A saying is any concisely written or spoken expression that is especially memorable because of its meaning or style. Sayings are categorized as follows:

 Aphorism: a general, observational truth; "a pithy expression of wisdom or truth".
 Adage, proverb, or saw: a widely known or popular aphorism that has gained credibility by long use or tradition.
 Apothegm: "an edgy, more cynical aphorism; such as, 'Men are generally more careful of the breed of their horses and dogs than of their children.'"
 Axiom: a proposition that commends itself to general acceptance; a well-established or universally conceded principle; a maxim, rule, or law.
 Cliché or bromide: an unoriginal and overused saying.
 Platitude: a cliché that is  unsuccessfully presented as though it were meaningful, original, or effective.
 Epigram: a clever and often poetic written saying that comments on a specific person, idea, or thing; it especially denominates such a saying that is conspicuously put at the beginning of a text.
 Epitaph: a saying in honor of a decedent, often engraved on a headstone or plaque.
 Epithet: a descriptive word or saying already widely associated with a specific person, idea, or thing.
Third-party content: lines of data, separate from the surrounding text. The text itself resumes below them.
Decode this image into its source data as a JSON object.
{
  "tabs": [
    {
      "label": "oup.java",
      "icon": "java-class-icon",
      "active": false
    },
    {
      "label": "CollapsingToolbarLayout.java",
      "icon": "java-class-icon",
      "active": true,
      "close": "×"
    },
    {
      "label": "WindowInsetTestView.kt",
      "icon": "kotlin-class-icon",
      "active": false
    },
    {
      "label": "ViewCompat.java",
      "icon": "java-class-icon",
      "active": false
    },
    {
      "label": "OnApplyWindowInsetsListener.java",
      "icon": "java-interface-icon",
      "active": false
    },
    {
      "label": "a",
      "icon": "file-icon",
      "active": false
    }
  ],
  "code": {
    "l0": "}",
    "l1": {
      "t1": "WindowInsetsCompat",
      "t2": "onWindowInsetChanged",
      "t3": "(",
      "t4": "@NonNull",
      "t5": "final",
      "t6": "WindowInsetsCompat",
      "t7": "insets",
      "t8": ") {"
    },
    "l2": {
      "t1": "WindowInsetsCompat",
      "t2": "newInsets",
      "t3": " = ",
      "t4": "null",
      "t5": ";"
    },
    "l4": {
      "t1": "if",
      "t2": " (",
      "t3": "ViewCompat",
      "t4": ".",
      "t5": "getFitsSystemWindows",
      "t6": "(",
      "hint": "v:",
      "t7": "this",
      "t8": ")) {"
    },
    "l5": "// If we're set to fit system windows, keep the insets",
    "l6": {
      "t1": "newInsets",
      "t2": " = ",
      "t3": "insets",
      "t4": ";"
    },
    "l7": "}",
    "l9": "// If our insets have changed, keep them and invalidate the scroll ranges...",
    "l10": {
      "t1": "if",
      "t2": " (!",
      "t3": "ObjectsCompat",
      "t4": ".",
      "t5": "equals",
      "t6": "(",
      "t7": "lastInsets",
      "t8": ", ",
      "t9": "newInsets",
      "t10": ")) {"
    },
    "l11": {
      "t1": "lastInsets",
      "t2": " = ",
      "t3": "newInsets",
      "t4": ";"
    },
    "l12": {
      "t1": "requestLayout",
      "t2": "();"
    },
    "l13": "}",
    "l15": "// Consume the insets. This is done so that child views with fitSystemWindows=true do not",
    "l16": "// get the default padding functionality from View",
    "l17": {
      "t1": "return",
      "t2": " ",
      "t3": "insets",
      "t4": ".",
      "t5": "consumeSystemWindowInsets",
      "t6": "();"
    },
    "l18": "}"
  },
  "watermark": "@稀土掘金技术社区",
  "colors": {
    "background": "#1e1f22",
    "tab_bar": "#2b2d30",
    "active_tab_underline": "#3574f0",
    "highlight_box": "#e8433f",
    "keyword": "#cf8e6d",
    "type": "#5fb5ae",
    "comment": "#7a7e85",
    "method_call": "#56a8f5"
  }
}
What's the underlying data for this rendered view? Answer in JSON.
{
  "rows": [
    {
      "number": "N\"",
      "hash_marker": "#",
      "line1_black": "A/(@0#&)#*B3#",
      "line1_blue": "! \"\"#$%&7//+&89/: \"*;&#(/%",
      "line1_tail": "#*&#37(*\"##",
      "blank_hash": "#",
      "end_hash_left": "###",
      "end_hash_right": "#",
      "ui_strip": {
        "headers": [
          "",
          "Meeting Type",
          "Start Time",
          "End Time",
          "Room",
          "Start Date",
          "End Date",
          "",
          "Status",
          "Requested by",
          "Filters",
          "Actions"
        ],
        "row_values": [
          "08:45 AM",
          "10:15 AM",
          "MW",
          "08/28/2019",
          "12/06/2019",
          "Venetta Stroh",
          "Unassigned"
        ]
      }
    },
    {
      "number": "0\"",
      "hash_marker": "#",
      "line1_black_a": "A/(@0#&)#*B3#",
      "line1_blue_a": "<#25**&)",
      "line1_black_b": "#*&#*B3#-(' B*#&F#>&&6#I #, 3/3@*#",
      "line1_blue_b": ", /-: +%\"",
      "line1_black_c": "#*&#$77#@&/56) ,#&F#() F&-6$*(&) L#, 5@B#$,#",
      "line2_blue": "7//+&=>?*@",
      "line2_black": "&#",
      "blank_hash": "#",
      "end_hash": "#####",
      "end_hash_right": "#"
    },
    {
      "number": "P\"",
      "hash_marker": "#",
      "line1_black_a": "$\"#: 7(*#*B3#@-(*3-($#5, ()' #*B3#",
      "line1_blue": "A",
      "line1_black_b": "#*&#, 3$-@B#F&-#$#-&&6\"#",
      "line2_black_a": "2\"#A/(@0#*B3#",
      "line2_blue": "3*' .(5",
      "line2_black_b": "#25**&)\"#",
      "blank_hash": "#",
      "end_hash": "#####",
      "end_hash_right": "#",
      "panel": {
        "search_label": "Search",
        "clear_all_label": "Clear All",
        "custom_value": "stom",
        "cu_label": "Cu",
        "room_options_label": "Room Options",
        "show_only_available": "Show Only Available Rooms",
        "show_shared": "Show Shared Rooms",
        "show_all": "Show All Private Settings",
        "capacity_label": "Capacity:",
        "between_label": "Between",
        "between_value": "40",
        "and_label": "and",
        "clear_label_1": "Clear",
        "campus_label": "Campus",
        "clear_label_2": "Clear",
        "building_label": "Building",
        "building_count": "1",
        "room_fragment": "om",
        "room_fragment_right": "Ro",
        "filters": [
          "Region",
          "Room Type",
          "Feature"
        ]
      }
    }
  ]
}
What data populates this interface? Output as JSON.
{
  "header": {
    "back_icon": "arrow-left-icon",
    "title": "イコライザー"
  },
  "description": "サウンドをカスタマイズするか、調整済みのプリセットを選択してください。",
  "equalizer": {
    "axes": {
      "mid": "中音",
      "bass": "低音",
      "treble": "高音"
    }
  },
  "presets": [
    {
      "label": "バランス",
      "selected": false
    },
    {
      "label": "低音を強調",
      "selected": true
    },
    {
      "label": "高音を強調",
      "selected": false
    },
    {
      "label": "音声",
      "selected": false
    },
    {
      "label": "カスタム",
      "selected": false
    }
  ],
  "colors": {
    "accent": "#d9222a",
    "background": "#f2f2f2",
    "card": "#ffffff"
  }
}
 Idiom, idiomatic phrase or, phraseme: a saying that has only a non-literal interpretation; "an expression whose meaning can't be derived simply by hearing it, such as 'kick the bucket.'"
 Four-character idiom:
 Chengyu: Chinese four-character idioms
 Sajaseong-eo: Korean form of four-character idioms
 Yojijukugo: Japanese form of four-character idioms
 Mantra: a religious, mystical, or other spiritual saying that is repeated, for example, in meditation.
 Maxim: (1) an instructional expression of a general principle or rule of morality or  (2) simply a synonym for "aphorism"; they include:
 Brocard
 Gnome
 Legal maxim
 Motto: a saying used frequently by a person or group to summarize its  general mission.
Slogan: a motto with the goal of persuading.
 Quip: a clever or humorous saying based on an observation.
 Witticism: a saying that is clever and usually humorous and that is notable for its form or style just as much as, or more than, its meaning.